Page 115 of Fractured Souls

Nythian trembled all over as he realized he would not get his blood-revenge.

Amidst the all-consuming anger, a tiny voice of reason entered his mind. You can’t kill him. Look at the big picture. It was Alexis’s calm, analytical tone, telling him that he had to keep Sarkiss alive.

Tarak wanted him alive so he could interrogate him.

That was the whole point of this little side-mission in the first place.

Sarkiss’s eyes drooped. He was losing consciousness from all the blood loss.

Nythian swore. Moving clumsily around the dead bodies, dragging himself through pools of blood, he picked up his severed lower arm and reattached it.

The nanites did just enough to hold it together, working slowly now that they were depleted.

He pulled himself to his feet and walked across to Sarkiss. Nythian found a discarded plasma gun and pressed it against his Callidum blade. Then he fired, and searing plasma engulfed the sword. For a moment, the entire blade glowed white-hot, before fading slightly to a pink blush.

He pressed it against the bleeding stump of Sarkiss’s arm, cauterizing it, stopping the endless flow of blood.

Sarkiss screamed and promptly passed out. He wasn’t in a good way, but he would live. Their kind were notoriously hard to kill.

The smell of burning flesh floated through the air, mingling with the bitter scent of Nythian’s own blood and the foul stench of the Xargek.

There was so much blood around him, and most of it was his. He’d be surprised if there was any black left in his body at all.

The scene was utterly repulsive and monstrous, just like him.

Nythian thanked the Goddess that Alexis would never have to see him like this.

But he’d survived.

He would get to see her again.

That was all that mattered.

Content in the knowledge that he’d completely destroyed his enemies, Nythian closed his eyes and drifted away on a tide of darkness and pain as billions of tiny machines crawled through his body, making him whole again.

Twenty-Eight

“What’s happening, Lodan?” Alexis paced back and forth behind the pilot’s chair, annoyed that he’d suddenly become cagey.

Apparently, Nythian wasn’t answering his comm.

"It isn’t like him,” she muttered, a feeling of unease settling in the pit of her belly. Nythian was the most solid and dependable person she knew. “What if something’s happened to him?”

But she couldn’t imagine him getting taken down by anyone either. He was so big and intimidating and just generally an all-round badass.
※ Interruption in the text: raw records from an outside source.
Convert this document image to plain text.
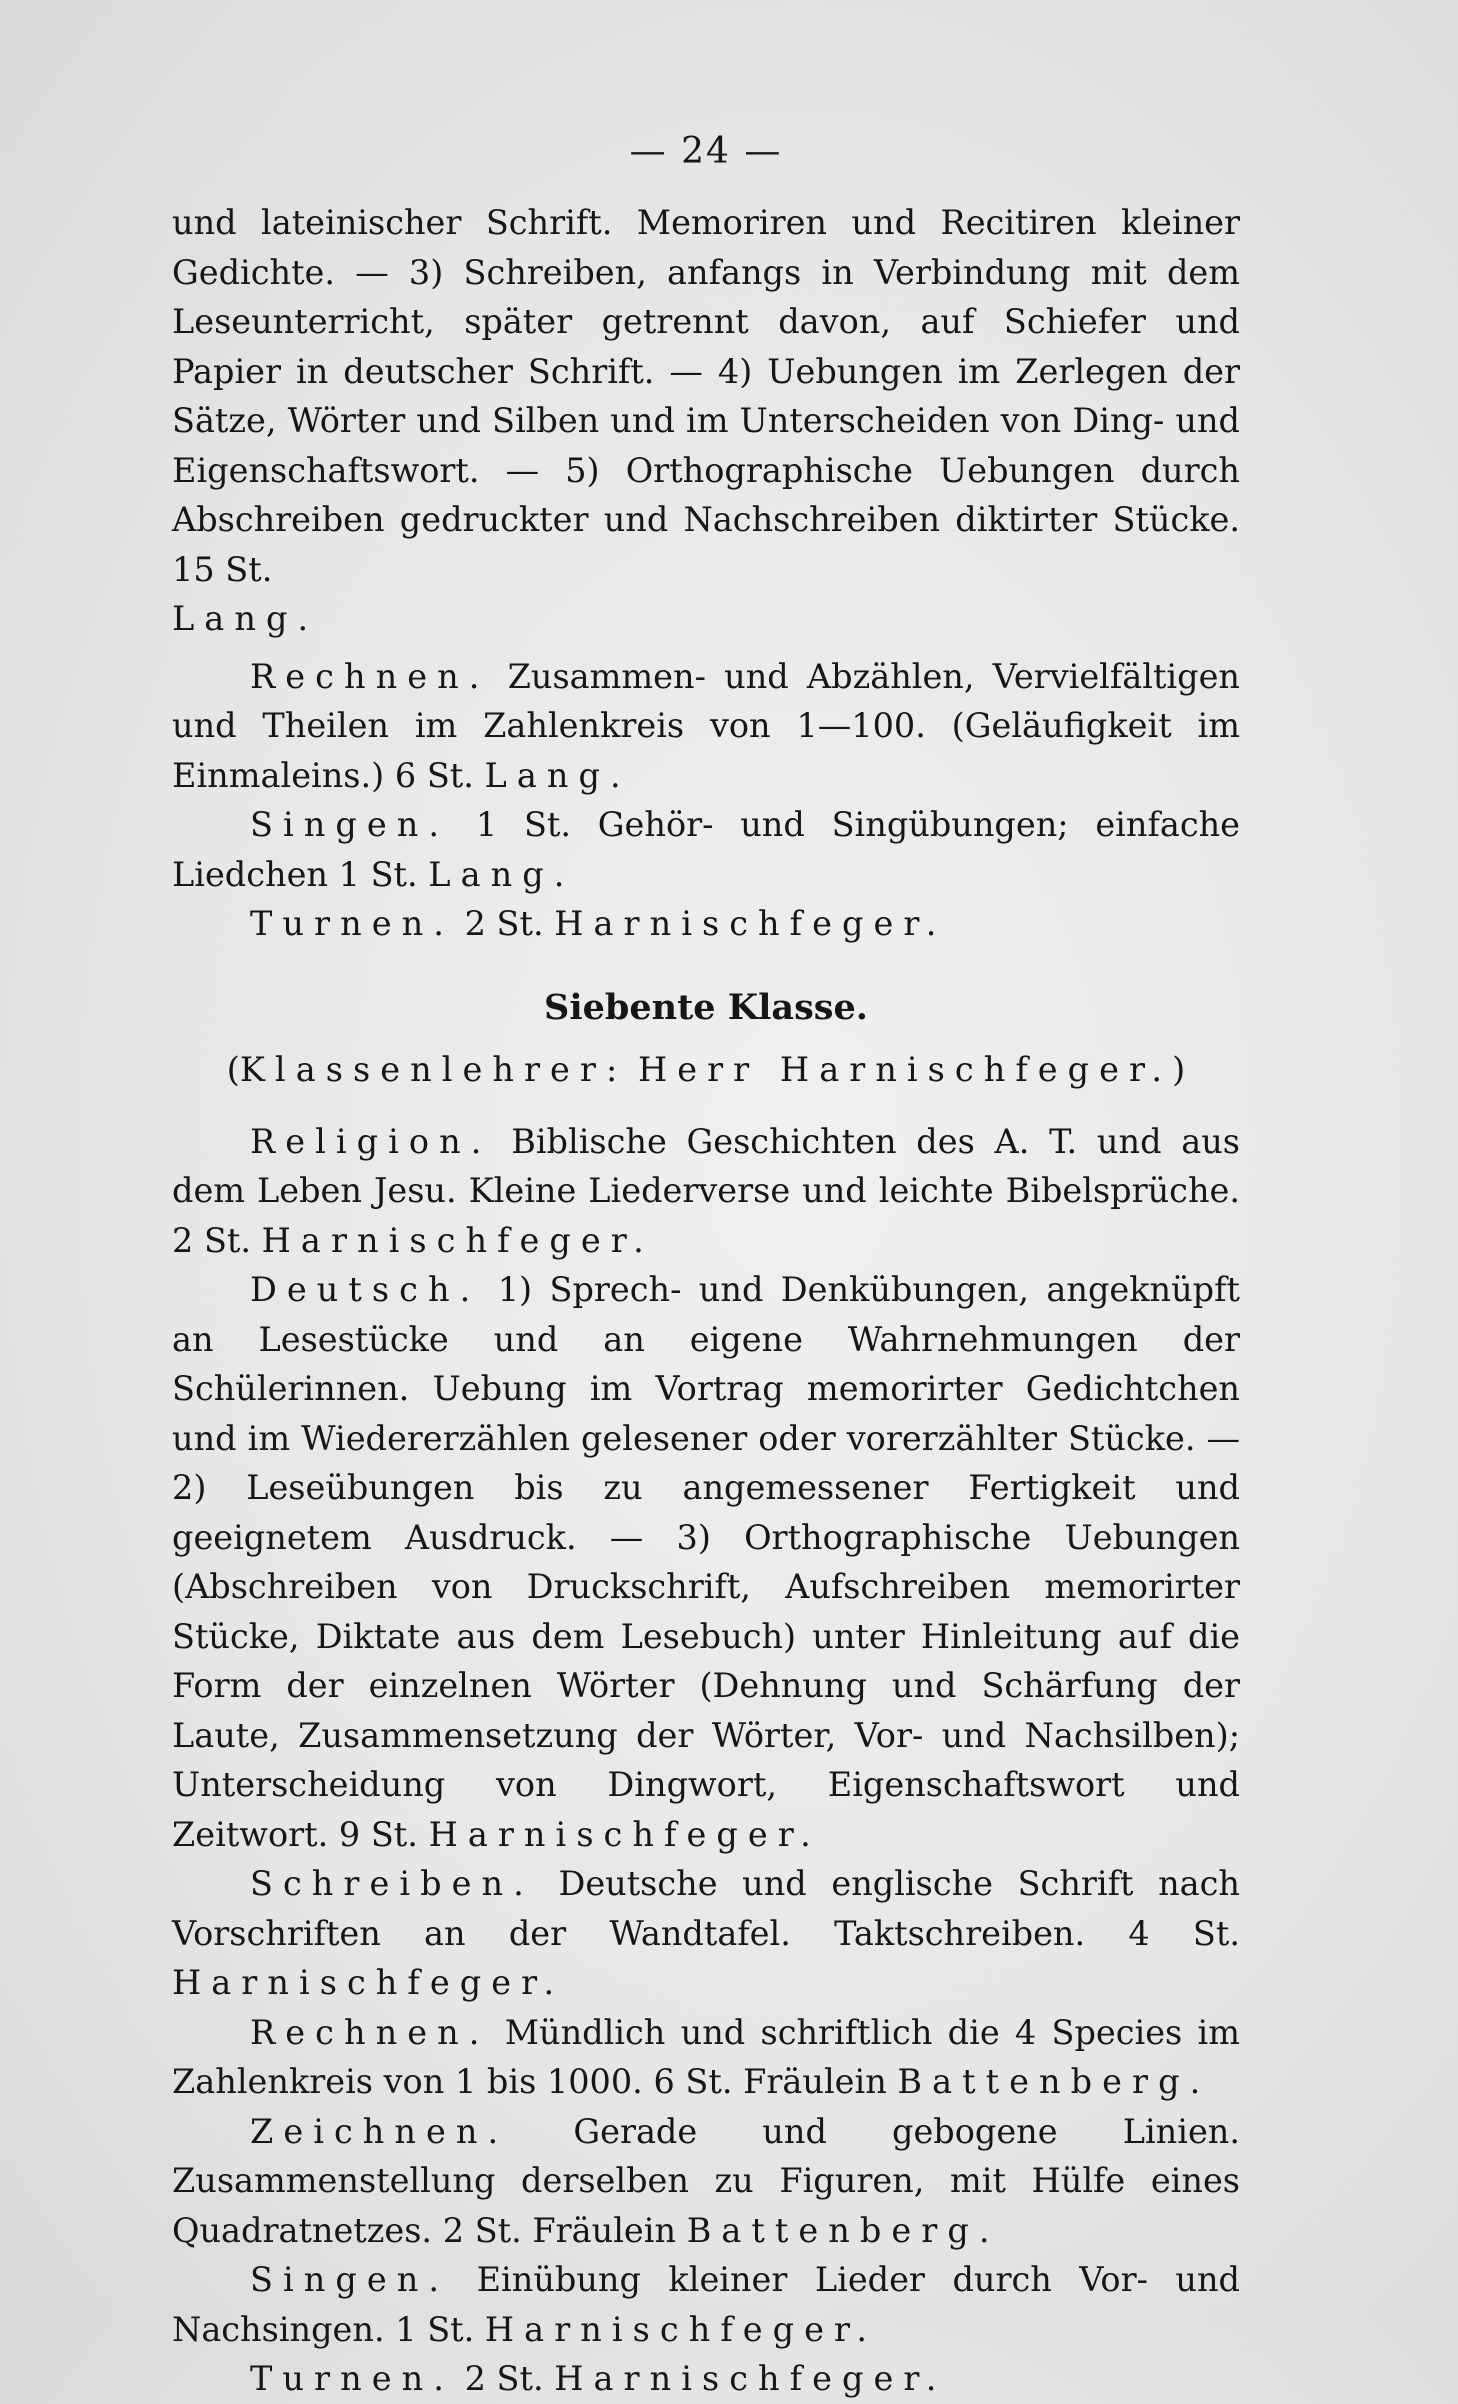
— 24 —

und lateinischer Schrift. Memoriren und Recitiren kleiner Gedichte. — 3) Schreiben, anfangs in Verbindung mit dem Leseunterricht, später getrennt davon, auf Schiefer und Papier in deutscher Schrift. — 4) Uebungen im Zerlegen der Sätze, Wörter und Silben und im Unterscheiden von Ding- und Eigenschaftswort. — 5) Orthographische Uebungen durch Abschreiben gedruckter und Nachschreiben diktirter Stücke. 15 St.
Lang.

Rechnen. Zusammen- und Abzählen, Vervielfältigen und Theilen im Zahlenkreis von 1—100. (Geläufigkeit im Einmaleins.) 6 St. Lang.

Singen. 1 St. Gehör- und Singübungen; einfache Liedchen 1 St. Lang.

Turnen. 2 St. Harnischfeger.

Siebente Klasse.

(Klassenlehrer: Herr Harnischfeger.)

Religion. Biblische Geschichten des A. T. und aus dem Leben Jesu. Kleine Liederverse und leichte Bibelsprüche. 2 St. Harnischfeger.

Deutsch. 1) Sprech- und Denkübungen, angeknüpft an Lesestücke und an eigene Wahrnehmungen der Schülerinnen. Uebung im Vortrag memorirter Gedichtchen und im Wiedererzählen gelesener oder vorerzählter Stücke. — 2) Leseübungen bis zu angemessener Fertigkeit und geeignetem Ausdruck. — 3) Orthographische Uebungen (Abschreiben von Druckschrift, Aufschreiben memorirter Stücke, Diktate aus dem Lesebuch) unter Hinleitung auf die Form der einzelnen Wörter (Dehnung und Schärfung der Laute, Zusammensetzung der Wörter, Vor- und Nachsilben); Unterscheidung von Dingwort, Eigenschaftswort und Zeitwort. 9 St. Harnischfeger.

Schreiben. Deutsche und englische Schrift nach Vorschriften an der Wandtafel. Taktschreiben. 4 St. Harnischfeger.

Rechnen. Mündlich und schriftlich die 4 Species im Zahlenkreis von 1 bis 1000. 6 St. Fräulein Battenberg.

Zeichnen. Gerade und gebogene Linien. Zusammenstellung derselben zu Figuren, mit Hülfe eines Quadratnetzes. 2 St. Fräulein Battenberg.

Singen. Einübung kleiner Lieder durch Vor- und Nachsingen. 1 St. Harnischfeger.

Turnen. 2 St. Harnischfeger.
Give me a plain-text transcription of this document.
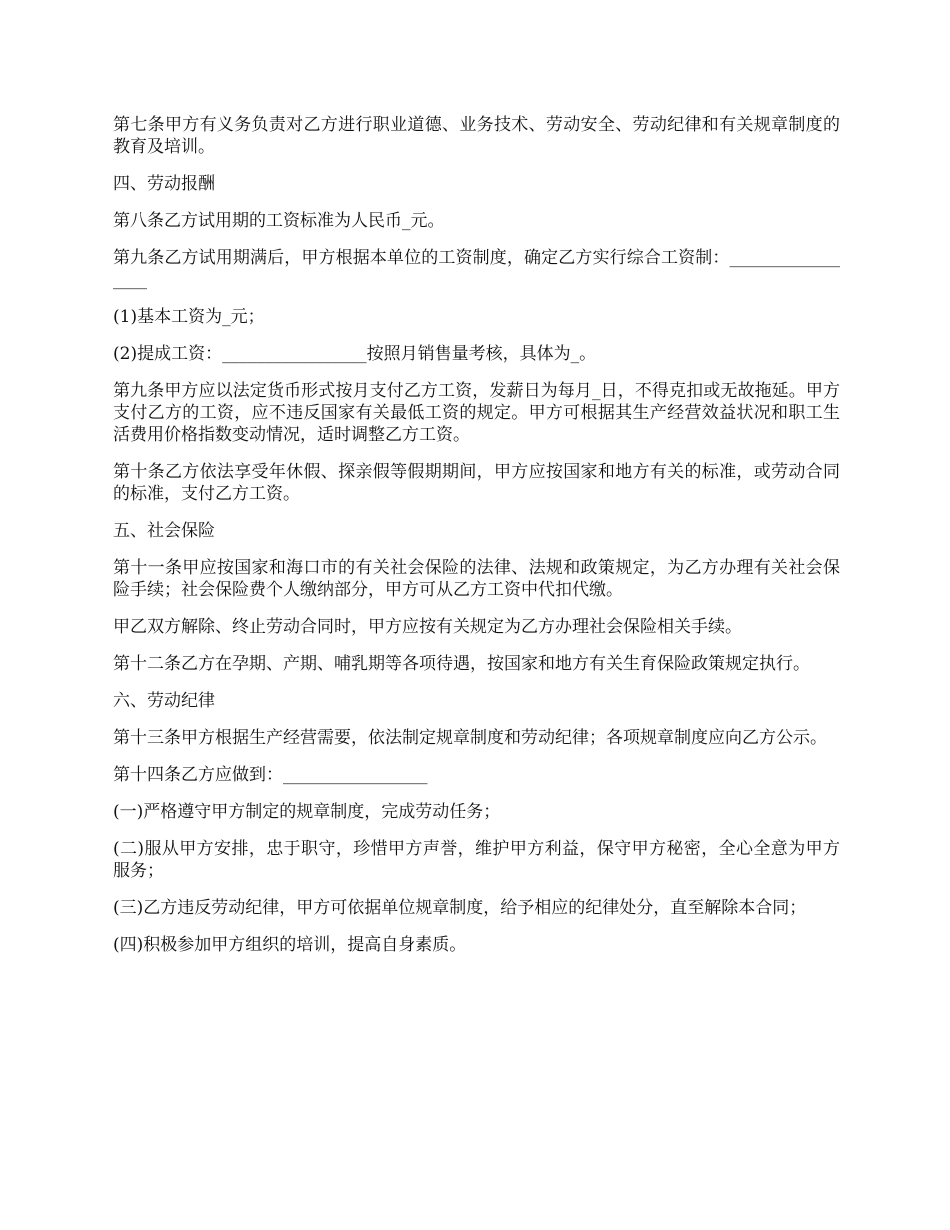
第七条甲方有义务负责对乙方进行职业道德、业务技术、劳动安全、劳动纪律和有关规章制度的教育及培训。

四、劳动报酬

第八条乙方试用期的工资标准为人民币_元。

第九条乙方试用期满后，甲方根据本单位的工资制度，确定乙方实行综合工资制：_________________

(1)基本工资为_元；

(2)提成工资：_________________按照月销售量考核，具体为_。

第九条甲方应以法定货币形式按月支付乙方工资，发薪日为每月_日，不得克扣或无故拖延。甲方支付乙方的工资，应不违反国家有关最低工资的规定。甲方可根据其生产经营效益状况和职工生活费用价格指数变动情况，适时调整乙方工资。

第十条乙方依法享受年休假、探亲假等假期期间，甲方应按国家和地方有关的标准，或劳动合同的标准，支付乙方工资。

五、社会保险

第十一条甲应按国家和海口市的有关社会保险的法律、法规和政策规定，为乙方办理有关社会保险手续；社会保险费个人缴纳部分，甲方可从乙方工资中代扣代缴。

甲乙双方解除、终止劳动合同时，甲方应按有关规定为乙方办理社会保险相关手续。

第十二条乙方在孕期、产期、哺乳期等各项待遇，按国家和地方有关生育保险政策规定执行。

六、劳动纪律

第十三条甲方根据生产经营需要，依法制定规章制度和劳动纪律；各项规章制度应向乙方公示。

第十四条乙方应做到：_________________

(一)严格遵守甲方制定的规章制度，完成劳动任务；

(二)服从甲方安排，忠于职守，珍惜甲方声誉，维护甲方利益，保守甲方秘密，全心全意为甲方服务；

(三)乙方违反劳动纪律，甲方可依据单位规章制度，给予相应的纪律处分，直至解除本合同；

(四)积极参加甲方组织的培训，提高自身素质。
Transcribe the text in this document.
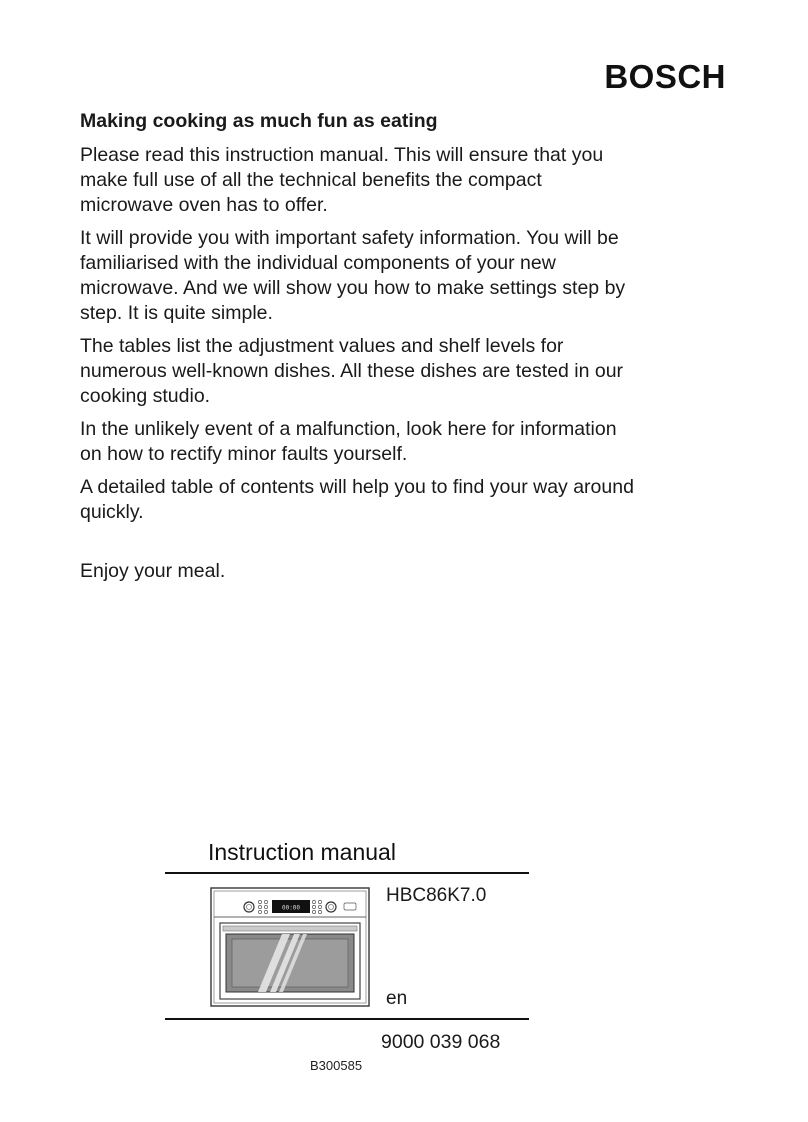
BOSCH
Making cooking as much fun as eating

Please read this instruction manual. This will ensure that you make full use of all the technical benefits the compact microwave oven has to offer.

It will provide you with important safety information. You will be familiarised with the individual components of your new microwave. And we will show you how to make settings step by step. It is quite simple.

The tables list the adjustment values and shelf levels for numerous well-known dishes. All these dishes are tested in our cooking studio.

In the unlikely event of a malfunction, look here for information on how to rectify minor faults yourself.

A detailed table of contents will help you to find your way around quickly.

Enjoy your meal.

Instruction manual
00:00
HBC86K7.0
en
9000 039 068
B300585
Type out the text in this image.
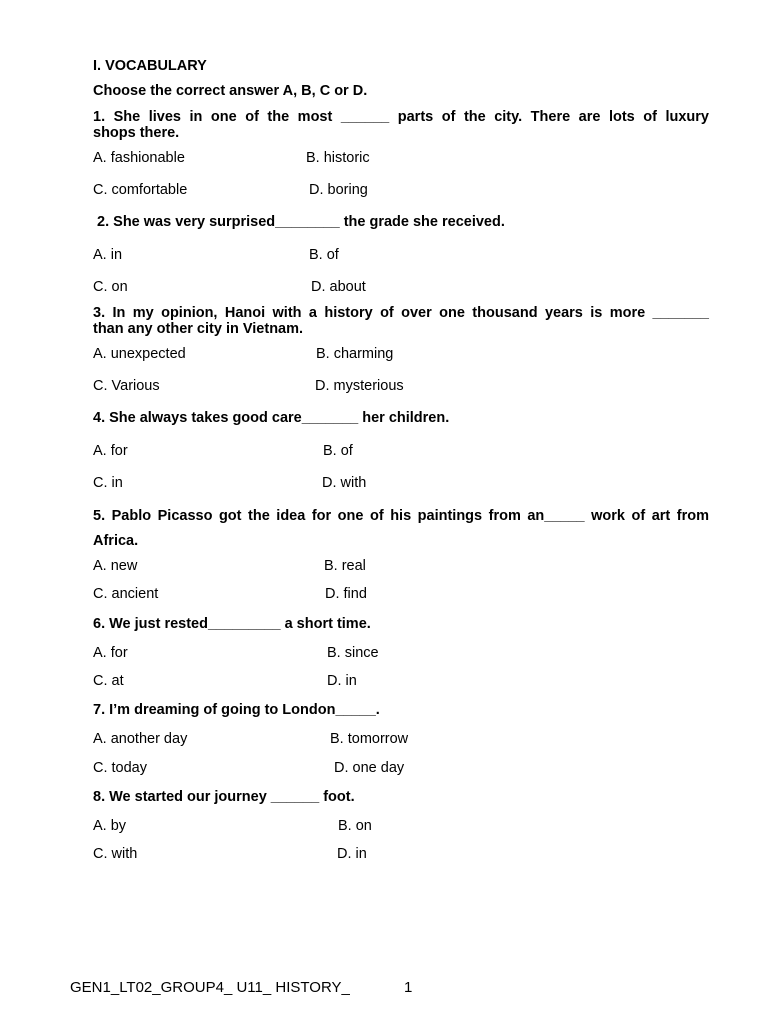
I. VOCABULARY
Choose the correct answer A, B, C or D.
1. She lives in one of the most ______ parts of the city. There are lots of luxury
shops there.
A. fashionable	B. historic
C. comfortable	D. boring
2. She was very surprised________ the grade she received.
A. in	B. of
C. on	D. about
3. In my opinion, Hanoi with a history of over one thousand years is more _______
than any other city in Vietnam.
A. unexpected	B. charming
C. Various	D. mysterious
4. She always takes good care_______ her children.
A. for	B. of
C. in	D. with
5. Pablo Picasso got the idea for one of his paintings from an_____ work of art from
Africa.
A. new	B. real
C. ancient	D. find
6. We just rested_________ a short time.
A. for	B. since
C. at	D. in
7. I’m dreaming of going to London_____.
A. another day	B. tomorrow
C. today	D. one day
8. We started our journey ______ foot.
A. by	B. on
C. with	D. in
GEN1_LT02_GROUP4_ U11_ HISTORY_	1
“The target cruiser isn’t showing any signs of distress,” Lodan said, as calm and serene as a cold lake on a summer’s day. The man had ice in his veins. “No acceleration, no slowing down, no organic flight patterns. I’m betting they’ve put their sylth on autopilot because they need all hands on deck to deal with a little problem downstairs. Pilot’s probably dead or incapacitated by now. Nythian’s had more than enough time to sort things out.” He stretched out his long arms and legs. “I’m starting to feel a little cooped up in here. I think it’s probably safe to go down and latch onto them again. I’ll go in and see what’s taking him.” He turned to his co-pilot, a slender, severe looking Kordolian who wore his long white hair in a high topknot.

Lodan issued orders in quick-fire Kordolian. The co-pilot nodded, turning toward a holoscreen that glowed with indecipherable blue characters and diagrams. He wore strange gloves and a sleek visor; Alexis figured these were the controls.

Lodan used a different method of flying, his long, fingers curled around curved black manual controls. “I’ll get it into position and connect with the docking point. You do the rest, Aidon.” His golden eyes went a little distant, and he eased back into his chair. “Get into your seat, Alexis. I anticipate a smooth connection, but you just never know.”

Feeling edgy and impatient, she settled into the passenger seat and felt the tentacle-like restraints lock into place around her body.

Everything about this ship was utterly alien. If not for Nythian and Lodan and their reassuring gruffness and the way they made her feel totally comfortable in the face of spectacular danger, she would have been spooked right now.

An eerie silence fell across the cockpit.

For a moment, Lodan and Aidon were perfectly still; a pair of cold silver statues welded to a dark, organic machine.